The diffusivity of Li+ in LiPS was computed from MD simulations under the canonical ensemble using the Nosé–Hoover thermostat. Simulations were performed at a temperature of 520 K for a total of 50 ps, with a timestep of 0.25 fs, consistent with the settings reported in the benchmark study in ref. 47. We similarly computed the diffusivity of water; five simulations were performed at 300 K, each using a timestep of 1 fs and running for a total of 50 ps.

Stability criteria

For periodic systems, stability is monitored from the RDF g(r) such that a simulation becoming “unstable” at time t when47

$$\mathop{\int}\nolimits_{0}^{\infty }\parallel {\langle g(r)\rangle }_{t}^{t+\tau }-\langle g(r)\rangle \parallel \,\,\text{d}\,r > \Delta ,$$
(16)

where 〈 〉 denotes the average using the entire trajectory, \({\langle \cdot \rangle }_{t}^{t+\tau }\) denotes the average in a time window [t, t + τ], and Δ is a threshold. In other words, when the difference of the area under the RDF obtained from the time window and the entire trajectory exceeds Δ, the simulation is considered unstable.

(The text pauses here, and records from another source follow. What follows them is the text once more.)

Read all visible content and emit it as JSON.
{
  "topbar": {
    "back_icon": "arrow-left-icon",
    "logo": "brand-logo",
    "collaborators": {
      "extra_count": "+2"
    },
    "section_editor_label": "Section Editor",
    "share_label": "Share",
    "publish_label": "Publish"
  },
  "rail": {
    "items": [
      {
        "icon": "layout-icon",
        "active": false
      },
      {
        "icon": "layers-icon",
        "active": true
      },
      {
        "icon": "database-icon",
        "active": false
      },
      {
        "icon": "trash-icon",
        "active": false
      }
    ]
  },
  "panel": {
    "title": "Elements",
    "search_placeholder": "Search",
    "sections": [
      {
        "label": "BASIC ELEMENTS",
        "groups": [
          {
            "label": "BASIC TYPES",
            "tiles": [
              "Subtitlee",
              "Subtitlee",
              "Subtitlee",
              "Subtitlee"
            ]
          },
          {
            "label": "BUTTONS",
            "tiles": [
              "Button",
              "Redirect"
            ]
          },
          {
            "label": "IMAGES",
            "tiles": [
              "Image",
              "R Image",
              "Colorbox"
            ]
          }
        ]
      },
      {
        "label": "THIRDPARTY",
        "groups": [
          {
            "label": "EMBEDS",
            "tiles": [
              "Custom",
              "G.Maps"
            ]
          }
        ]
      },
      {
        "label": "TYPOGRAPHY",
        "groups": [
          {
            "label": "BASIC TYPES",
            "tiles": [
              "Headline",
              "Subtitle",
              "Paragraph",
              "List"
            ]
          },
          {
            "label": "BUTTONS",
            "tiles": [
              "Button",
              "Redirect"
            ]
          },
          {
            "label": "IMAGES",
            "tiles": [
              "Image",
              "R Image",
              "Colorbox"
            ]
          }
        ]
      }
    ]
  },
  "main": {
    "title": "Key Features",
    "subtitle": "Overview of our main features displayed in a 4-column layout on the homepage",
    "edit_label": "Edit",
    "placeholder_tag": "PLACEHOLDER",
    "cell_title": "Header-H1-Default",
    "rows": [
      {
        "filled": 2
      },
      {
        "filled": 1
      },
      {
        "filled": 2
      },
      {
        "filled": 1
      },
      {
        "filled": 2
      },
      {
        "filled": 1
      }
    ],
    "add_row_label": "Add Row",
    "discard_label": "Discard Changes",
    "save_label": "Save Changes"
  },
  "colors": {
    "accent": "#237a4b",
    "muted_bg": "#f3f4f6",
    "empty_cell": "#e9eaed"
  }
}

This criterion cannot be applied to characterize the stability of MD simulations where large structural changes are expected, such as in phase transitions or chemical reactions. However, for the LiPS system studied here, no such events are expected, and the RDF-based stability criterion is appropriate. We adopted τ = 1 ps and Δ = 1, as proposed in ref. 47.

For molecular systems, the stability is monitored through the bond lengths, and a simulation is considered “unstable” at time T when47

$$\mathop{\max }\limits_{(i,j)\in {\mathcal{B}}}| {r}^{ij}(T)-{b}^{ij}\,|\, >\, \Delta ,$$
(17)

where \({\mathcal{B}}\) denotes the set of all bonds, Δ is a threshold, rij(T) is the bond length between atoms i and j at time T, and bij is the corresponding equilibrium bond length, computed as the average bond length using the reference DFT data. For the MD17 dataset, we adopted Δ = 0.5 Å as in ref. 47, and the MD simulations were performed at 500 K for 300 ps with a timestep of 0.5 fs, using the Nosé–Hoover thermostat.